Their proxies who sit outside as spectators and label any activity of contestation a sign of disunity will be equally disappointed, as these challenges strengthen the democratic movement. A typical example is the Free State debacle where members who were defeated internally have resorted to the courts.
The ANC is of a firm belief that this is against the principles and rules of internal democracy.
A casual glance at the history of the ANC will reveal that the question of presidential succession in the party is not new. The ANC has never feared the consequences of open and democratic political contestation.
The leadership of the ANC has over the years been held by people from various regions of the country.

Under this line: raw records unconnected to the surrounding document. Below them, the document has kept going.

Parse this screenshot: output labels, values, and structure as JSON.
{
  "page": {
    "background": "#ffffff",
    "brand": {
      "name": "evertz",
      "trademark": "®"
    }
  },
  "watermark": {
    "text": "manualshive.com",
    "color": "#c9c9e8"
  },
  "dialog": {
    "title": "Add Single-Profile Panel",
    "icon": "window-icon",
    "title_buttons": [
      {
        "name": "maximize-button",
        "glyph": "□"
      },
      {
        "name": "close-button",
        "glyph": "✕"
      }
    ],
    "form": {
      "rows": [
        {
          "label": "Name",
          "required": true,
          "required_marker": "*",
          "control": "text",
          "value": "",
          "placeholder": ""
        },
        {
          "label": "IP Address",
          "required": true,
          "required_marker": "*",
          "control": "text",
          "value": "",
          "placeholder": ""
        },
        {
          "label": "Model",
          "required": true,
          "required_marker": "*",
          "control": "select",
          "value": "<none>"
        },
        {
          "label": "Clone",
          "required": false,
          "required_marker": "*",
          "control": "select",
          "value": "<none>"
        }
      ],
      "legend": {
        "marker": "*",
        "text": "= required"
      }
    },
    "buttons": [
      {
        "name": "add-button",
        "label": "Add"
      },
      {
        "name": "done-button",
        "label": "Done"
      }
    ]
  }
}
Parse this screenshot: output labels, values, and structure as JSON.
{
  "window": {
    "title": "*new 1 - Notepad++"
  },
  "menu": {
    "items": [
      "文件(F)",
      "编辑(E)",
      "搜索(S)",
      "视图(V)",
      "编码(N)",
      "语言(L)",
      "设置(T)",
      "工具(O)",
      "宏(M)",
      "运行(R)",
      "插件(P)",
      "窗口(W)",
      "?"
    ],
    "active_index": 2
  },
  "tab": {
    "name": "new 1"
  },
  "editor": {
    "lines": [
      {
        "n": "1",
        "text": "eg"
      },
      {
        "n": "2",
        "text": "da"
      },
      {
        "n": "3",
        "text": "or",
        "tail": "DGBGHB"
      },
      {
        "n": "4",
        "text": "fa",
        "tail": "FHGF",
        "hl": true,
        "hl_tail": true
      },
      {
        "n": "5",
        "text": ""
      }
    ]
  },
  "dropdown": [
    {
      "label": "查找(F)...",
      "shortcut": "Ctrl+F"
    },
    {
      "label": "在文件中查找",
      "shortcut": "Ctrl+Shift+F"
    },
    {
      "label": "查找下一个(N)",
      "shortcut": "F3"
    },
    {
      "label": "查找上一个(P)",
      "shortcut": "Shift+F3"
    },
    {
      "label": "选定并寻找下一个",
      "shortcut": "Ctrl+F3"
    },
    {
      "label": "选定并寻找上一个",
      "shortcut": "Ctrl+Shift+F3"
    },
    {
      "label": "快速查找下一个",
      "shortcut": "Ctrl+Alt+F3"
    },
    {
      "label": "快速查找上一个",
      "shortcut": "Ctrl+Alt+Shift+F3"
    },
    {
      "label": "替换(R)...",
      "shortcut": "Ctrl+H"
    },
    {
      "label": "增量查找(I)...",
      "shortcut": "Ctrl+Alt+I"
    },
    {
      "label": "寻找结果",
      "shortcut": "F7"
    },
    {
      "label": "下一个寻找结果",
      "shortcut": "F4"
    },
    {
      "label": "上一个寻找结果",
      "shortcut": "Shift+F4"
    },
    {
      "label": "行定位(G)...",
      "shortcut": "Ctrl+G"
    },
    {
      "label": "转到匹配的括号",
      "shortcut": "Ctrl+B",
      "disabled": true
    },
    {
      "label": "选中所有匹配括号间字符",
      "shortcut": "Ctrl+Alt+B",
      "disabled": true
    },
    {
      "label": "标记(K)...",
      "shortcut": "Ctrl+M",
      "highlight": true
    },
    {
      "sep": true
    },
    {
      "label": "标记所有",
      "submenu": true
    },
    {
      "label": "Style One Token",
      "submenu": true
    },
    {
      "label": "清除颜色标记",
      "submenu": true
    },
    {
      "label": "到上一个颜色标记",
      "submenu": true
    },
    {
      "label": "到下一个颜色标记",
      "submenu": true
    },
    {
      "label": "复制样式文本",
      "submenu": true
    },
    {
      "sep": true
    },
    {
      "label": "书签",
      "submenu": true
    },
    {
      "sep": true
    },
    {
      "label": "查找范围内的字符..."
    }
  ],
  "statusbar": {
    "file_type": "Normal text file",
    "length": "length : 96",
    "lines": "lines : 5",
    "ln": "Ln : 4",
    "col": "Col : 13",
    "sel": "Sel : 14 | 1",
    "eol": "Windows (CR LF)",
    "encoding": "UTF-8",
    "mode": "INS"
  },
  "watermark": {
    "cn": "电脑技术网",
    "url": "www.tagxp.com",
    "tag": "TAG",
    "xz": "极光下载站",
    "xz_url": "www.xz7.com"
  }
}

The change of such leadership has never taken a regionalist or, more specifically, a tribalistic or racist connotation.
Leaders of the ANC have been removed from office and replaced in various phases of its existence over the past 100 years and at no stage has such removal been linked to a tribal or regionalist agenda.
Not all elections of the ANC leadership were through a no contest or full consensus.
To declare the fact that positions in an ANC region are all contested is a sign of the possible impending “undoing” of the ANC lacks analysis and is fed by the same prejudice that is taking root against the ANC – declaring the expression of diverse views as a sign of disunity.
The ANC, by rejecting lobbying along regional or tribal lines in exercising its internal democracy, does not imply that it is immune to the prejudices of tribalism, sexism or racism that often bedevil society.
It is clear that such prejudices do not form a part of what informs its policy or even practice.
This is, after all, the liberation movement whose leaders died fighting tribalism, sexism and racism in order to defeat the apartheid monster.
It would indeed be tragic if anyone used the name of the ANC to perpetuate a narrow regional, tribalistic or even sexist agenda.
It is a matter that can only arise from ignorance both within and without the ANC from people who misunderstand the legacy of its centenary. While the public is none the wiser about the democratic practices of the political parties represented in our democratic Parliament, the ANC makes its internal democracy open to public scrutiny.
Some opposition party members who are shouting the loudest have not had leadership change in their parties in decades.
Some were not even elected at democratic congresses.
In contrast to that, the public is exposed to the hard debates that ANC members are having internally.
The public will be given a glimpse of the policy direction the ruling party is taking at the congress in a few days as it happened in the build-up to the policy conference.
The public was even given the opportunity to influence these policies and debate them on public platforms.
This – not tribalism, as is being suggested – is the only sin of the movement not obliged to engage anyone who is not its member in this way.
We are clear that contestations by ANC members are healthy and must continue to be robust even as we go to our centenary conference.
This deepening of internal democracy is the best way we can celebrate our 100 years of resilient existence.
* Gwede Mantashe is ANC secretary-general.
** This column has been edited for length.